One more thought. The picture below is the floor of the elevator. When I realized the significant role the tile floor played in my hospital experience, I snapped this to document the tile formations that I had studied while riding the elevator several times a day during that September in 2009, wishfully overhearing hopeful conversations of short hospital stays and “heading home to recover.” The framing of the picture was completely random; I simply pointed my phone down and snapped. It was while studying the picture more closely that I noticed what I captured—a cross.  In all my trips up and down that elevator in the month of living at the hospital, I don’t think I noticed the cross formation. It was simply a tile pattern, a pattern I studied as a mental break on an elevator ride. But the cross was there the entire time, whether I noticed it or not.

This is when God began to do a number on me, when He used my experience in the “fire” to massage my heartbreak to help others in their own fireshowing me that the heartbreak is real and giving me clarity on how to use it. I think that the tile on the elevator floor depicts our role with each other: reminding each other that the cross is there whether we see it or not. Whether it’s good news or bad news; whether it’s a short hospital stay that leads to recovery or a long hospital stay that ends in death; the cross, a symbol of victory over suffering and triumph over death, is always there.
 
Whether I knew it or not as a youth pastor years ago making my obligatory hospital “rounds,” I was reminding people that the cross was there whether they knew it or not. It may not have been anything I said or did, but just the fact that I came as a representative of the gospel—the gospel that delivers peace and comfort and eternal hope.

So the next time I have an opportunity to visit the hospital, I will make the time. There’s one other thing about fire that we all know: it refines. Maybe that’s what running toward the fire is all about, or at least a big part of what it’s all about. The fire does more than massage the heartrbreak, it refines the heartbreak and helps clarify the path of redemption that emerges from the pain.

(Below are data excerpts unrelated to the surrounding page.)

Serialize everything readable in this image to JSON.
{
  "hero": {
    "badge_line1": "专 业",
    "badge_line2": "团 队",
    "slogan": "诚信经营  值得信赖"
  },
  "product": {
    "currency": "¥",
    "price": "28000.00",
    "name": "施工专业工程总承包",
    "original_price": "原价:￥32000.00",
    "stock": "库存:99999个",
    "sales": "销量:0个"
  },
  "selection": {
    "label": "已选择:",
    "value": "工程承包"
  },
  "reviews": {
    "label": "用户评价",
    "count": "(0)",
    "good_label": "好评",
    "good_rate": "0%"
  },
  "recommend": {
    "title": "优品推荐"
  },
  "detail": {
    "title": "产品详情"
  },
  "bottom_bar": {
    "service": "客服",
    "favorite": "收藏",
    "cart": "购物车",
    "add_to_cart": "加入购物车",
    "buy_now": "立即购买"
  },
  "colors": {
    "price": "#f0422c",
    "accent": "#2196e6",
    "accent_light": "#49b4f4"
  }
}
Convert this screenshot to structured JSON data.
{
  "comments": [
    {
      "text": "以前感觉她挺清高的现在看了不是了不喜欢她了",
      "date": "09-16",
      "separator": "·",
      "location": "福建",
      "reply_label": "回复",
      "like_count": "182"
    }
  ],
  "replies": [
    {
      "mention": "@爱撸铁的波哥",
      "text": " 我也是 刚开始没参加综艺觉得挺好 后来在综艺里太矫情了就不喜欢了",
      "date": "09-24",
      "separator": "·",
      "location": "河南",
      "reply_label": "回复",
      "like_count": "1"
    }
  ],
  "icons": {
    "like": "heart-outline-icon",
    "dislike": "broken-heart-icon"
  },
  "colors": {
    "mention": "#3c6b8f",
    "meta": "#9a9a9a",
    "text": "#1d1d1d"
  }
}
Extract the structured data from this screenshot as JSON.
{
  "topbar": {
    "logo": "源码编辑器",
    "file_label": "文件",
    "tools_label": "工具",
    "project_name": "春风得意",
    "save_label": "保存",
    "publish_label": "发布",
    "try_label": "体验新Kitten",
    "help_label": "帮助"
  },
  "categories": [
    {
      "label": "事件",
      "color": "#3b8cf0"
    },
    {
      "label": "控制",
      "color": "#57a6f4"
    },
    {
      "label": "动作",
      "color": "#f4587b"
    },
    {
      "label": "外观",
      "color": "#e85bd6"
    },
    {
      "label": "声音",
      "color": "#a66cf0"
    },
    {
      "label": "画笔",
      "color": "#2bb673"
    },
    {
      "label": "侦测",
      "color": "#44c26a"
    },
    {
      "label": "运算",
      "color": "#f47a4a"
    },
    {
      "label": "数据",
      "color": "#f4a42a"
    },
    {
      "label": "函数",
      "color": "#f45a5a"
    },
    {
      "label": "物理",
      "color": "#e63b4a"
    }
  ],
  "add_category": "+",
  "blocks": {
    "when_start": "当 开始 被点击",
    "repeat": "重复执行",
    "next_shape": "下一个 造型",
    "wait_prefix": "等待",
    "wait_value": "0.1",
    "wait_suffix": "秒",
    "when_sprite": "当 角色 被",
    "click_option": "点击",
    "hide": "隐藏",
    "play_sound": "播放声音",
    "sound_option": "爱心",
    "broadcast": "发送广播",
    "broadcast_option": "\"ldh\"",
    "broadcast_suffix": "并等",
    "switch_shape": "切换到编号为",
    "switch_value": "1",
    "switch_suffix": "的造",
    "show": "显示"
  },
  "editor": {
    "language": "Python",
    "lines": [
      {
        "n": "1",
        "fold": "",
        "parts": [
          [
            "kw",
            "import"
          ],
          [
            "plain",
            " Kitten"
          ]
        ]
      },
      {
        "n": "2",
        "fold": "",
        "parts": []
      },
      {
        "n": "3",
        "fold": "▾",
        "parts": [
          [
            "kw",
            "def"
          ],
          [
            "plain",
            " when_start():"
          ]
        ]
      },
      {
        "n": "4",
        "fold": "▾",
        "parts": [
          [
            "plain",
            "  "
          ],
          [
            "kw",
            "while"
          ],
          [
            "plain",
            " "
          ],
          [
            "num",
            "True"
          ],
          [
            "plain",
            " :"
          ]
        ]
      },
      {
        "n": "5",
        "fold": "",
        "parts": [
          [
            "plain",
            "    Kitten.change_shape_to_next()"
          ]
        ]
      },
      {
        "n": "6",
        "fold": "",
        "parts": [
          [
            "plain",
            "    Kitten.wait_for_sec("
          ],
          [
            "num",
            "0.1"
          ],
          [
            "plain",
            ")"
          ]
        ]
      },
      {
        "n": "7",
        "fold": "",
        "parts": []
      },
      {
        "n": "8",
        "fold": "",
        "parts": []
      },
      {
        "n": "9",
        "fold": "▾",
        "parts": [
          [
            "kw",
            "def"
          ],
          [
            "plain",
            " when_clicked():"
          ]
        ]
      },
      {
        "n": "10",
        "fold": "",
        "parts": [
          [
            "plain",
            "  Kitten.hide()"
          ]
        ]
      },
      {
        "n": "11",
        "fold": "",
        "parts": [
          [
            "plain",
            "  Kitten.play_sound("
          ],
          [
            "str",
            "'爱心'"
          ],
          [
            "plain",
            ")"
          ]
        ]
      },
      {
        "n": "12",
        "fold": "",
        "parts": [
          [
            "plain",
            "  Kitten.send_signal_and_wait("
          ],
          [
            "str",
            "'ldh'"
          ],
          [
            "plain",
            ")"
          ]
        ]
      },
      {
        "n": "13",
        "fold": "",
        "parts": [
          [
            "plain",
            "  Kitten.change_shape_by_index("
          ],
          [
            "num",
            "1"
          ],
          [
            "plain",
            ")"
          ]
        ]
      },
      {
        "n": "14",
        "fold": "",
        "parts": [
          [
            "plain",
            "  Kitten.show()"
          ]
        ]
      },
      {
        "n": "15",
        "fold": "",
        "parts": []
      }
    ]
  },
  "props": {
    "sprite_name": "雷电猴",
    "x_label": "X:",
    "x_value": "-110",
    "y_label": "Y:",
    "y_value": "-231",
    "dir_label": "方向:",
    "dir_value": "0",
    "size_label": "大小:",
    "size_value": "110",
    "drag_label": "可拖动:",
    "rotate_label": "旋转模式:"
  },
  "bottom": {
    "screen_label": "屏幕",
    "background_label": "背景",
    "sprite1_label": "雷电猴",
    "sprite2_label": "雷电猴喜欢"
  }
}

I’ll keep working on that.
 
Meanwhile thank you for your patience, not only for the length of this post, but for the length of time since the last post. I apologize for the dry spell. More soon!


1 comment:

  1. Barry,
    Thank you for sharing this blog with such honesty. What an encouragement you have been to my heart as I read your experience and reflect on my own experience in 3 ways...as a patient facing the unknown and days admitted to the hospital exceeded days "home" over a couple year period....secondly, as a Nurse practitioner seeking to provide quality caring for patients from all walks Of life and often found in a familiar position of livering the "best" and "worst" news In life, and finally as a believer in Christ and a deep desire to "bear the burdens" of others and encourage the hope we have in Christ no matter what were facing! I love the part where you talk about "running to the fire" because if I'm honest I can think of hundreds of ways my mind/ heart have wanted to run in the opposite direction as a patient, healtcare provider, and Believer. You are right.... It's running to the fire where God "refines" us! What a great reminder & encouragement To my heart for those days when I want to make a " u-turn" instead of embracing the battle field life brings. I love the CROSS in the tiles and the fact that HE is there whether we realize it or not!!! What a great reminder that came from the "warm colors" in the "pattern of tile"....such a profound message! Thanks for sharing! Hugs to you and Jessica!